Живой, наблюдательный, жадный до всевозможных новых впечатлений, обладающий большим юмором и тонким звукоподражанием, Борис Кустодиев любит кого-нибудь «изобразить» и беззлобно передразнить. (Много лет спустя один из его астраханских друзей припомнит, как будущий художник, плывя с ним в лодке, переполошил всех окрестных собак, искусно подражая их лаю. В других случаях он жалобно пищал, как потерявшийся цыпленок, и сбивал с толку заботливую клушу, начинавшую метаться в напрасных поисках.) Однако «правила» и тут начеку:
«Идя по улице, ученики не должны зевать по сторонам… шалить… вступать в игры с уличными мальчиками, останавливаться у лотков или лавок торговцев… в окна домов, мимо которых приходится проходить, не засматривать, в лица, встречающиеся на пути, пристально не всматриваться… Строго воспрещается… смеяться и шутить над товарищем… Строго будут наказываемы те воспитанники, которые где бы и чем бы то ни было станут… рисовать какие-нибудь не свойственные духовным воспитанникам и вообще неприличные карикатуры и другие изображения».
А Кустодиев уже одиннадцати-двенадцати лет увлекается вырезыванием смешных фигурок из мягкого камня!

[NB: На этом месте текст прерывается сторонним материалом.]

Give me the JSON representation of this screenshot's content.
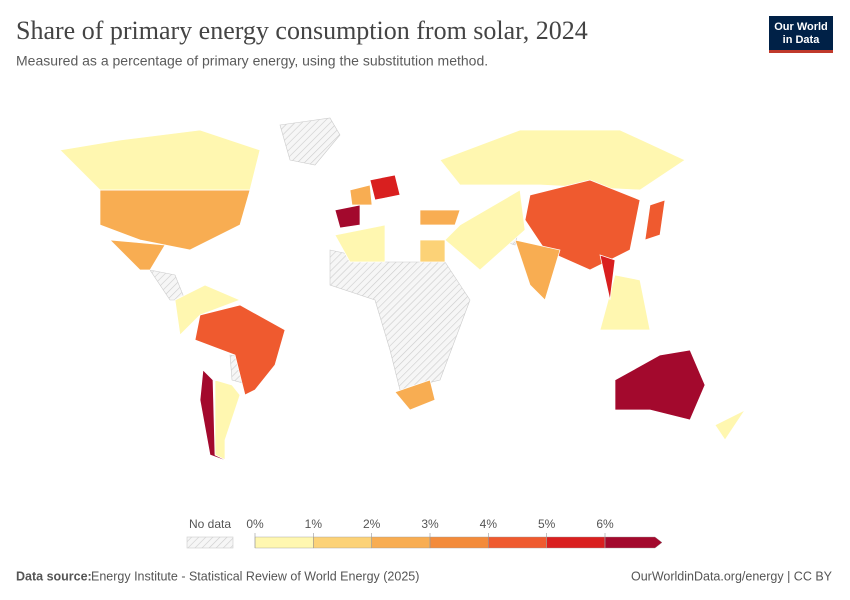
{
  "header": {
    "title": "Share of primary energy consumption from solar, 2024",
    "subtitle": "Measured as a percentage of primary energy, using the substitution method.",
    "logo_lines": [
      "Our World",
      "in Data"
    ]
  },
  "chart_data": {
    "type": "choropleth",
    "values": [
      2.6,
      0.6,
      2.8,
      4.3,
      0.8,
      6.5,
      0.6,
      0.2,
      4.2,
      2.6,
      6.5,
      6.5,
      5.5,
      2.8,
      2.2,
      4.5,
      0.5,
      1.8,
      2.4,
      0.4,
      0.5,
      5.3,
      0.6
    ],
    "legend": {
      "no_data_label": "No data",
      "ticks": [
        {
          "value": 0,
          "label": "0%"
        },
        {
          "value": 1,
          "label": "1%"
        },
        {
          "value": 2,
          "label": "2%"
        },
        {
          "value": 3,
          "label": "3%"
        },
        {
          "value": 4,
          "label": "4%"
        },
        {
          "value": 5,
          "label": "5%"
        },
        {
          "value": 6,
          "label": "6%"
        }
      ],
      "colors": [
        "#fff7b0",
        "#fcd277",
        "#f8ad52",
        "#f38b3b",
        "#ef5a2f",
        "#d91f1f",
        "#a3092d"
      ]
    }
  },
  "footer": {
    "source_label": "Data source:",
    "source": "Energy Institute - Statistical Review of World Energy (2025)",
    "url": "OurWorldinData.org/energy | CC BY"
  }
}
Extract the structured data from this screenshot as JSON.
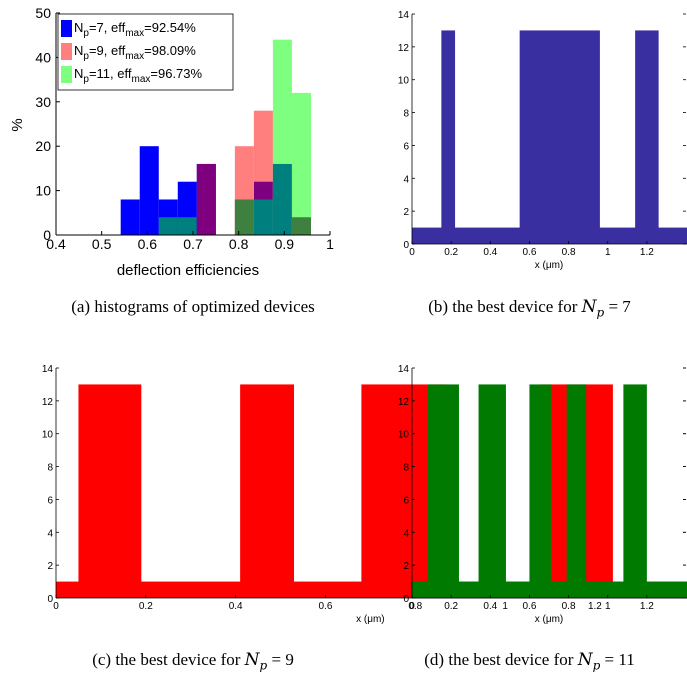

Простится ли ему этот «грех» за то, что у него высокие баллы по иконописанию, уроки которого дает Меликов, окончивший класс живописи в Училище Московского художественного общества.
Еще не написан знаменитый «Человек в футляре», но весь дух училища был бы вполне по вкусу чеховскому персонажу — да, кстати один из местных учителей и по фамилии-то — Беликов.
Далека от Кустодиева вся преподаваемая тут премудрость, хотя он послушно тянет учебную лямку!